MPC acquired the project during its construction phase in early 2022, investing $9 million. By the end of its first operational year in 2023, $500,000 of the investment had been recovered, the company stated.

MPC also has a second business agreement with Johnson & Johnson in Añasco, as News is my Business reported.

The first installment of the sales price was paid immediately, increasing the company’s free cash position by $2.8 million.

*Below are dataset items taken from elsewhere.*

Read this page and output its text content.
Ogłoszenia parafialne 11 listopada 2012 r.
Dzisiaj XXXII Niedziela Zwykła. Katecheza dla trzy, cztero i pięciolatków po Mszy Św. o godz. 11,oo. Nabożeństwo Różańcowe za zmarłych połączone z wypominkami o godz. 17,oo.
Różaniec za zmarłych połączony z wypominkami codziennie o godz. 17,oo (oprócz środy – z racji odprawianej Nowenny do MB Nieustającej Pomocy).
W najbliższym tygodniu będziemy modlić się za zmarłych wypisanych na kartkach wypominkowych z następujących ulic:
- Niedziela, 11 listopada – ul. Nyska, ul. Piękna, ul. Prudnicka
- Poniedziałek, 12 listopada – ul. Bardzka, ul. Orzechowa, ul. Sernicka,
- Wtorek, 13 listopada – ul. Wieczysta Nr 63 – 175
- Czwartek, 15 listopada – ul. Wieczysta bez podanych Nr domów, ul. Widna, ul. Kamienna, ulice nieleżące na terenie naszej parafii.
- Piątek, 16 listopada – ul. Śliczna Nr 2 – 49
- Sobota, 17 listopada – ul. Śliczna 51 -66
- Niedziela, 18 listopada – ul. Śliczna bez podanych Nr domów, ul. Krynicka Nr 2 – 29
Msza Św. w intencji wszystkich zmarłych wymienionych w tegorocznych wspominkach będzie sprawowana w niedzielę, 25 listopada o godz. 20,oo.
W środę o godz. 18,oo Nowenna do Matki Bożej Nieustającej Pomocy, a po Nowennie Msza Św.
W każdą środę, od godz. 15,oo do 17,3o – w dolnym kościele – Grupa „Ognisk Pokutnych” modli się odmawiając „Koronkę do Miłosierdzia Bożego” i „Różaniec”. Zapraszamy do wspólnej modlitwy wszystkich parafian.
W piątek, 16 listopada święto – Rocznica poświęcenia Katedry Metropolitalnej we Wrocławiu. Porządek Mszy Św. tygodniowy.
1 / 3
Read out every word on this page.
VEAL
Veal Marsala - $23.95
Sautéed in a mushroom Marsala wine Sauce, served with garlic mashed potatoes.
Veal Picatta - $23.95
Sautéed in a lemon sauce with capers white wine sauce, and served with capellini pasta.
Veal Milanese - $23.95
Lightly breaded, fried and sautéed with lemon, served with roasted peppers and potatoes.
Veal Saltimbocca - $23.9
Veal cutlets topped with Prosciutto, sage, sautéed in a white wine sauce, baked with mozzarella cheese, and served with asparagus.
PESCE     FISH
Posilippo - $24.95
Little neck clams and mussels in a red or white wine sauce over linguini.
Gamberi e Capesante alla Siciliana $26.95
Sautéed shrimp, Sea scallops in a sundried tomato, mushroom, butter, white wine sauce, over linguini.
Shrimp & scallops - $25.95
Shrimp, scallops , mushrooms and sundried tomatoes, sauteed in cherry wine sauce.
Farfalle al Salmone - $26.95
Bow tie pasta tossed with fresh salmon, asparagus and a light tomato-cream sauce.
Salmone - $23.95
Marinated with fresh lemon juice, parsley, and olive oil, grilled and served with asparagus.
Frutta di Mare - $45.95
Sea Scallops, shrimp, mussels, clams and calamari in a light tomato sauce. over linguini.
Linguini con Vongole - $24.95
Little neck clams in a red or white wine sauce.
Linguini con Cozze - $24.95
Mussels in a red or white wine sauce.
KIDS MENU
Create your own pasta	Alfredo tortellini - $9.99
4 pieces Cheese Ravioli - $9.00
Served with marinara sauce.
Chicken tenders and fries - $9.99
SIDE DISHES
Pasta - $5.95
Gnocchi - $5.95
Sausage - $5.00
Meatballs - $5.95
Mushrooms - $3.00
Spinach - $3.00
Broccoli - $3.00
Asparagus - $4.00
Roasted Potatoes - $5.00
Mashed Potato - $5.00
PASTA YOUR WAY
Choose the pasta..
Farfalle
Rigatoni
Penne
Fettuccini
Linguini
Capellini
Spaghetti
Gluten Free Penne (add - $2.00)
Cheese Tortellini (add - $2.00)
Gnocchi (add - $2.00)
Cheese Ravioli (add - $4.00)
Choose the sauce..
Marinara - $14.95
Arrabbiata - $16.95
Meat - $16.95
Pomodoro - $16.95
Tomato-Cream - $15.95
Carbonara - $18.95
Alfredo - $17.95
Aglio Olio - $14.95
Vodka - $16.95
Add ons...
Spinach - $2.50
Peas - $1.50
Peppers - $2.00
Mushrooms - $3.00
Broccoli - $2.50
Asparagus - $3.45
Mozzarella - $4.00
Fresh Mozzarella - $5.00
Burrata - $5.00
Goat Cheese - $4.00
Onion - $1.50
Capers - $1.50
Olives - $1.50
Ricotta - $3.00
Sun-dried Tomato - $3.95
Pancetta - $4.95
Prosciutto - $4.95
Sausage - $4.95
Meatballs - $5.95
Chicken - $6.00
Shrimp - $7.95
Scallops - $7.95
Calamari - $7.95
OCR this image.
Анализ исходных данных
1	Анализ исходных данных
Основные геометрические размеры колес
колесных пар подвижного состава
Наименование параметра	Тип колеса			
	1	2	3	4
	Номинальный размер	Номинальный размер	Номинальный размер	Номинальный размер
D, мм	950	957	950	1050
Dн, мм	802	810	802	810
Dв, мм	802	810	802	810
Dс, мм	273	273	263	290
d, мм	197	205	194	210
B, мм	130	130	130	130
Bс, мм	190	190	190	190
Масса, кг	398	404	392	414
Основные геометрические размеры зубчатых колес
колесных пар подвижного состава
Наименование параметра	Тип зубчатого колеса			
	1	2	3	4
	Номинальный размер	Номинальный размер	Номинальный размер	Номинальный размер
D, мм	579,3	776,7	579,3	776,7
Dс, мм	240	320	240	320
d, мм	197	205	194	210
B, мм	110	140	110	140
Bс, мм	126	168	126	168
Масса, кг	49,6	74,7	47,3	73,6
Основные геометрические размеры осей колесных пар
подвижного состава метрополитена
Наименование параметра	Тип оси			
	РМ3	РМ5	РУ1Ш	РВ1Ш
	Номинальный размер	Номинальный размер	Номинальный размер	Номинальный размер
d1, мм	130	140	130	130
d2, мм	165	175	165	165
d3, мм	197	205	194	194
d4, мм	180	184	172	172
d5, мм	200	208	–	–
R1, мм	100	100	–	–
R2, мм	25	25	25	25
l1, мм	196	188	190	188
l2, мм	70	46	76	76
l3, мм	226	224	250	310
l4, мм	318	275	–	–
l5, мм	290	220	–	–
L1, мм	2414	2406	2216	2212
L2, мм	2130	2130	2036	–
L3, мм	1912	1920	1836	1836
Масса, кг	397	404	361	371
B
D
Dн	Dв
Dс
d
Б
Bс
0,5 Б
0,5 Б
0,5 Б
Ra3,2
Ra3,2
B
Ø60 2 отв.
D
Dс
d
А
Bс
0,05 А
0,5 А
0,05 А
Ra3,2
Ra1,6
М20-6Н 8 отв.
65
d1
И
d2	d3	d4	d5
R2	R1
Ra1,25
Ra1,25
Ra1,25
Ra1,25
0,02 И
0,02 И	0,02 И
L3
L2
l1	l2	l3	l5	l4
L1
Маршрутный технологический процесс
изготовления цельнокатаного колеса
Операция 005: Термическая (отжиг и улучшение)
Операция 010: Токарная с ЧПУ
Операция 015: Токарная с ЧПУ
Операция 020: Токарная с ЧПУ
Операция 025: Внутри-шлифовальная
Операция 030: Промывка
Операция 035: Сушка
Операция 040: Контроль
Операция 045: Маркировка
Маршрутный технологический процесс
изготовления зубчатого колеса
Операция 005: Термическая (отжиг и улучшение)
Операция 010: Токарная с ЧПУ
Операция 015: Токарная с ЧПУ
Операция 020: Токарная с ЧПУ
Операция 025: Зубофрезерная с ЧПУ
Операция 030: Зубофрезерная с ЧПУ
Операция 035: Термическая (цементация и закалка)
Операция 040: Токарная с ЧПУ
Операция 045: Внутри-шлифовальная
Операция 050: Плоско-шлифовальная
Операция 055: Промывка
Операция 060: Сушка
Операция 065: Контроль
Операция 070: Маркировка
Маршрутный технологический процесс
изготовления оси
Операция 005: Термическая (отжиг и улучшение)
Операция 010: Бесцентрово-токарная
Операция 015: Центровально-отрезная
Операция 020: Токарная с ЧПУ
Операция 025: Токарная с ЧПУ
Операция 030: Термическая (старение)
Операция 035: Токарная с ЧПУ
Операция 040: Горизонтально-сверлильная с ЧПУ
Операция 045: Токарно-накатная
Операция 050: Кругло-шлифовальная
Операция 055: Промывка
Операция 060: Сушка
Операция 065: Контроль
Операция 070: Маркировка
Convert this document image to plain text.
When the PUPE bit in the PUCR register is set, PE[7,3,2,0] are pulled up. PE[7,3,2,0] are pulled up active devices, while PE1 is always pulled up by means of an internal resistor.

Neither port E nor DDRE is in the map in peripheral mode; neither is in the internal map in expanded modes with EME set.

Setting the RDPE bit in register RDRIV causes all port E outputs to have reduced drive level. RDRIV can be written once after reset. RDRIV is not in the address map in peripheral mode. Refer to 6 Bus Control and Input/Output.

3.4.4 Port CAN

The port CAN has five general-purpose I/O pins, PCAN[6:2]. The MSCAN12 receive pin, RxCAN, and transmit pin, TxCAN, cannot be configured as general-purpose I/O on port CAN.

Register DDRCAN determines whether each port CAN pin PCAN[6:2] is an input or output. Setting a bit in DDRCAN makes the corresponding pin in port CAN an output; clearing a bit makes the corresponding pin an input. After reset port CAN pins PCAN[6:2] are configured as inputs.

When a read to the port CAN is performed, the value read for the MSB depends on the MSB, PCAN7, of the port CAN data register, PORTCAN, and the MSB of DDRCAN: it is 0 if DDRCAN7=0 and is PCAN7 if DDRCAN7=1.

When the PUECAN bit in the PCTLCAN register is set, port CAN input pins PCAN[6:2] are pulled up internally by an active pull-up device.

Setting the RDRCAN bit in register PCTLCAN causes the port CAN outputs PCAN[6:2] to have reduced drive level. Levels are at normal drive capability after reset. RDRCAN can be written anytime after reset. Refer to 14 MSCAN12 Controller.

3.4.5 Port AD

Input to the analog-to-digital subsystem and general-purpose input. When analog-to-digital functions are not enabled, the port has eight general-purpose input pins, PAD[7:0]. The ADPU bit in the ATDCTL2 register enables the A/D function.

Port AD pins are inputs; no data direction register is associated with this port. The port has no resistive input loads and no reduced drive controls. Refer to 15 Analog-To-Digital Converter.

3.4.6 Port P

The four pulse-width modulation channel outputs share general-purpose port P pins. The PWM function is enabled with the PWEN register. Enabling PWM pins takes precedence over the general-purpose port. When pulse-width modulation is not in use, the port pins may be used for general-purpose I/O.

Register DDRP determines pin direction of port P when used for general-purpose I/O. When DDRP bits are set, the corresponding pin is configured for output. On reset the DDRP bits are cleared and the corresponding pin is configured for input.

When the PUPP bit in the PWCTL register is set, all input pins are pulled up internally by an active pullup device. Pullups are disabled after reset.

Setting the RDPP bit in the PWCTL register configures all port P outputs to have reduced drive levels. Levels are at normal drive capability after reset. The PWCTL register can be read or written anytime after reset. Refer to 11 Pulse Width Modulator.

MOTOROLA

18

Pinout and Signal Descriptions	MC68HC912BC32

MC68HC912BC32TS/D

A second installment will be collected within the next nine months and is secured by an irrevocable first-demand bank guarantee, MPCES confirmed.

“In addition to the sales price of $4 million, MPCES and the buyer agreed to a potential additional cash payment in case the off-taker successfully restructures its operations in the coming years and increases energy consumption from the power plant,” it stated. 

This transaction aligns with MPCES’ strategy of optimizing its portfolio by focusing on core markets in Guatemala, El Salvador and Panama. 

“While a sale of the CHP plant — which is the smallest in the company’s portfolio based on capacity and annual energy output — has been on the company’s agenda, it was fast-forwarded due to the uncertain restructuring of the local off-taker,” it stated.

MPCES had shared in previous quarterly reports that the off-taker’s energy demand had dropped substantially, resulting in revenue and profits below expectations. Payment irregularities and delays further complicated the plant’s operations, the company stated.

“The outlook shared by the off-taker for its restructuring was not satisfactory, and we were faced with intolerable delays. Given the uncertainty and to prevent greater losses down the road, we concluded that it is best to sell the asset and recover as much of our investment as possible at this time,” said Stefan H.A. Meichsner, chief financial officer of MPCES. 

The sale will result in a noncash write-off of approximately $5 million against the project’s book value in 2024, $800,000 of which was already impaired in the company’s third-quarter results.

Despite the setback, Meichsner assured stakeholders of the company’s resilience. “We are diversified across multiple countries and off-takers. This is an isolated event that does not affect any of our other projects at all,” he said.